Fernando Ollero Butler
Fernando Ollero Butler
3 años atrás

Desde mi juventud tengo asociado a don Rafael Alonso con el cine y la televisión de extraordinaria calidad. El tedio casposo de la dictadura no pudo evitar que se dieran actrices y actores que, sin pretenderlo, ennoblecían la escena de este país triste y gris. pero don Rafael no estuvo solo en la colosal tarea de darle a España un motivo de orgullo, no. Le daba uno una patada a una piedra y de su marca en el suelo comenzaban a salir mujeres y hombres con un libreto en sus manos memorizando un guion o haciendo aspavientos de orador. Y uno se sentaba en un banco cercano y se disponía a disfrutar del espectáculo que había acudido para salvarle la tarde. Estudio Uno, el único programa de la televisión española que conseguía reunir a todas las familias medianamente instruidas alrededor del estúpido aparato. Y empezaban a desfilar ante los ilusionados ojos de uno don José Bódalo, o don Agustín González, o las señoras Gutierrez Cava con su hermano menor, don Emilio, o don Juanjo Menéndez, o don José María Escuer, o don Fernando Delgado, o don Luis Varela, o don Paco Morán, o doña Lola Gaos, o doña Julia Cava Alba, o doña Rafaela Aparicio, o don Erasmo Pascual, su señor esposo, o don Carlos Larrañaga, o doña María del Puy, o don Pastor Serrador, o don Pablo Sanz, o doña Terele Pávez, o doña Amparo Baró, o don Ismael Merlo, o don Adolfo Marsillach, o don Jaime Blanch, o doña María José Alfonso, o don Pepe Orjas y tantas decenas y decenas más, que lo dieron todo escenificando ante una cámara de televisión.

Pero don Rafael Alonso y forma parte de los actores de cine de una época igual de gloriosa. O te hacía llorar o, por el contrario, reír con toda la boca, pero en ambos casos con el corazón encogido por la emoción de verlo actuar. Para ambos casos, en mi corazón guardo dos ejemplos. En "Amanece que no es poco" José Luis Cuerda, fallecido tristemente en febrero de este año, depositó en él gran parte del peso de la película y, como siempre, se alzó ante las cámaras con la maestría a la que nos tenía acostumbrados.

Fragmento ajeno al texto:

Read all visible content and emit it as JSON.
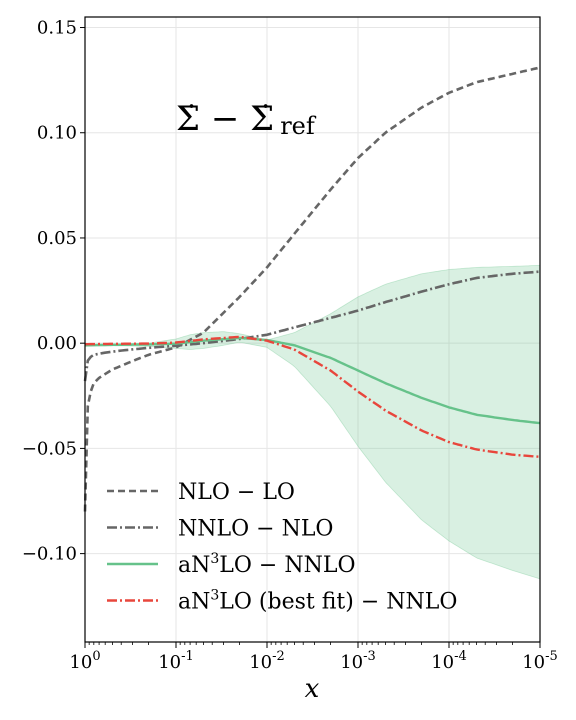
{
  "chart_data": {
    "type": "line",
    "xlabel": "x",
    "ylabel": "",
    "xscale": "log-reversed",
    "xlim": [
      1.0,
      1e-05
    ],
    "ylim": [
      -0.142,
      0.155
    ],
    "grid": true,
    "legend_position": "lower-left",
    "annotation": "Σ̇ − Σ̇ ref",
    "annotation_parts": {
      "main": "Σ̇ − Σ̇",
      "sub": "ref"
    },
    "xticks": [
      {
        "value": 1,
        "base": "10",
        "exp": "0"
      },
      {
        "value": 0.1,
        "base": "10",
        "exp": "-1"
      },
      {
        "value": 0.01,
        "base": "10",
        "exp": "-2"
      },
      {
        "value": 0.001,
        "base": "10",
        "exp": "-3"
      },
      {
        "value": 0.0001,
        "base": "10",
        "exp": "-4"
      },
      {
        "value": 1e-05,
        "base": "10",
        "exp": "-5"
      }
    ],
    "yticks": [
      {
        "value": 0.15,
        "label": "0.15"
      },
      {
        "value": 0.1,
        "label": "0.10"
      },
      {
        "value": 0.05,
        "label": "0.05"
      },
      {
        "value": 0.0,
        "label": "0.00"
      },
      {
        "value": -0.05,
        "label": "−0.05"
      },
      {
        "value": -0.1,
        "label": "−0.10"
      }
    ],
    "series": [
      {
        "name": "NLO − LO",
        "legend": {
          "pre": "NLO − LO",
          "sup": "",
          "post": ""
        },
        "color": "#666666",
        "dash": "7,4",
        "width": 2.6,
        "x": [
          1.0,
          0.98,
          0.95,
          0.9,
          0.8,
          0.7,
          0.5,
          0.3,
          0.2,
          0.1,
          0.05,
          0.02,
          0.01,
          0.005,
          0.002,
          0.001,
          0.0005,
          0.0002,
          0.0001,
          5e-05,
          2e-05,
          1e-05
        ],
        "y": [
          -0.08,
          -0.046,
          -0.033,
          -0.025,
          -0.019,
          -0.0165,
          -0.0125,
          -0.0085,
          -0.0055,
          -0.002,
          0.005,
          0.022,
          0.036,
          0.052,
          0.073,
          0.088,
          0.1,
          0.112,
          0.119,
          0.124,
          0.128,
          0.131
        ]
      },
      {
        "name": "NNLO − NLO",
        "legend": {
          "pre": "NNLO − NLO",
          "sup": "",
          "post": ""
        },
        "color": "#666666",
        "dash": "10,3,2,3",
        "width": 2.6,
        "x": [
          1.0,
          0.97,
          0.9,
          0.8,
          0.6,
          0.4,
          0.2,
          0.1,
          0.05,
          0.02,
          0.01,
          0.005,
          0.002,
          0.001,
          0.0005,
          0.0002,
          0.0001,
          5e-05,
          2e-05,
          1e-05
        ],
        "y": [
          -0.018,
          -0.01,
          -0.007,
          -0.0055,
          -0.0045,
          -0.0035,
          -0.0022,
          -0.0012,
          0.0,
          0.002,
          0.004,
          0.0075,
          0.012,
          0.0155,
          0.0195,
          0.0245,
          0.028,
          0.031,
          0.033,
          0.034
        ]
      },
      {
        "name": "aN3LO − NNLO",
        "legend": {
          "pre": "aN",
          "sup": "3",
          "post": "LO − NNLO"
        },
        "color": "#66c28a",
        "dash": "",
        "width": 2.4,
        "x": [
          1.0,
          0.5,
          0.2,
          0.1,
          0.05,
          0.02,
          0.01,
          0.005,
          0.002,
          0.001,
          0.0005,
          0.0002,
          0.0001,
          5e-05,
          2e-05,
          1e-05
        ],
        "y": [
          -0.001,
          -0.0008,
          -0.0006,
          -0.0002,
          0.0012,
          0.0025,
          0.0015,
          -0.001,
          -0.007,
          -0.013,
          -0.019,
          -0.026,
          -0.0305,
          -0.034,
          -0.0365,
          -0.038
        ]
      },
      {
        "name": "aN3LO (best fit) − NNLO",
        "legend": {
          "pre": "aN",
          "sup": "3",
          "post": "LO (best fit) − NNLO"
        },
        "color": "#e8463c",
        "dash": "10,3,2,3",
        "width": 2.4,
        "x": [
          1.0,
          0.5,
          0.2,
          0.1,
          0.05,
          0.02,
          0.01,
          0.005,
          0.002,
          0.001,
          0.0005,
          0.0002,
          0.0001,
          5e-05,
          2e-05,
          1e-05
        ],
        "y": [
          -0.0005,
          -0.0003,
          -0.0002,
          0.0003,
          0.0018,
          0.003,
          0.0012,
          -0.003,
          -0.013,
          -0.023,
          -0.032,
          -0.0415,
          -0.047,
          -0.0505,
          -0.053,
          -0.054
        ]
      }
    ],
    "band": {
      "series": "aN3LO − NNLO",
      "color": "#66c28a",
      "opacity": 0.25,
      "x": [
        1.0,
        0.5,
        0.2,
        0.1,
        0.07,
        0.05,
        0.03,
        0.02,
        0.01,
        0.005,
        0.002,
        0.001,
        0.0005,
        0.0002,
        0.0001,
        5e-05,
        2e-05,
        1e-05
      ],
      "upper": [
        -0.0005,
        -0.0004,
        0.0,
        0.002,
        0.004,
        0.005,
        0.0055,
        0.0045,
        0.0015,
        0.005,
        0.014,
        0.022,
        0.028,
        0.033,
        0.035,
        0.036,
        0.0365,
        0.037
      ],
      "lower": [
        -0.0015,
        -0.0012,
        -0.0015,
        -0.0025,
        -0.003,
        -0.0025,
        -0.001,
        0.0005,
        -0.002,
        -0.011,
        -0.03,
        -0.049,
        -0.066,
        -0.084,
        -0.094,
        -0.102,
        -0.108,
        -0.112
      ]
    }
  }
}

En "El Abuelo", novela de don Benito Pérez Galdós llevada a cine por José Luis Garci, don Rafael interpreta a don Pío Coronado, contrapunto del inmenso don Fernando Fernán Gómez, quien interpreta a don Rodrigo de Arista Potestad, Conde de Albrit, viejo noble asturiano que, al final de su vida, regresa a Asturias desde América pobre, ciego y arruinado. Pues bien, en una de sus interminables caminatas al borde del acantilado que ni la charla consigue amenizar, don Rodrigo de Arista Potestad recrimina a don Pío Coronado que "usted no sabe lo que es la soledad", a lo que don Pío Coronado/don Rafael Alonso, luciendo un gesto de tristeza desgarradora e inimitable, le espeta, "que no sé lo que es la soledad, don Rodrigo, si voy por el quinto perro enterrado.